Sur la scène, deux toiles blanches, l’angle d’un mur. Le public s’installe, Olivier Ruidavet, sourire doux, attend. Une guitare, Solaro se met à danser, le regard… intrigué. Je n’ai pas beaucoup dormi. Mais il y a ce bonheur dans mes muscles qui me tient compagnie…

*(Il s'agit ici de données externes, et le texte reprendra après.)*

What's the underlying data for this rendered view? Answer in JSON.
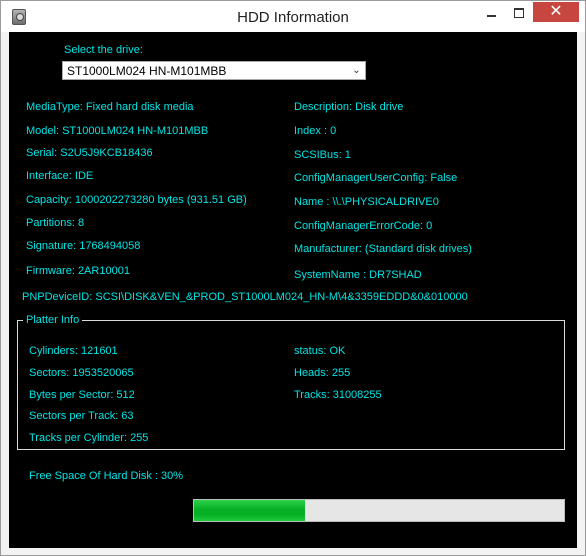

Solaro vit dans l’instant. Sans remords du passé, sans angoisses du futur, il savoure le présent. Comme Meursault, le héros de L’étranger de Camus, il va croiser à deux reprises un groupe de petites frappes, tirer sur l’une d’elles la deuxième fois, passer devant le tribunal, attendre en prison. Comme Meursault, il accepte les choses. Ce n’est pas de l’ennui, ce n’est pas du détachement ni de l’indifférence, il n’aura pas de colère. C’est de l’attention. Solaro est attentif au positif qu’il y a en chaque instant de la vie. Acceptation heureuse dira l’avocat général dans une mauvaise caricature. Solaro ne connait pas l’espoir, l’espoir est un poison qui nous empêche d’aimer ce qui est là, il entreprend, apprend, il ne connait pas non plus le fatalisme ni la résignation.
Olivier Ruidavet a adapté le livre de Charles Pépin, et en donne toutes les nuances sur scène, finement guidé par la mise en scène de Tristan Robin. Nuances dans la voix, dans les gestes, dans les regards.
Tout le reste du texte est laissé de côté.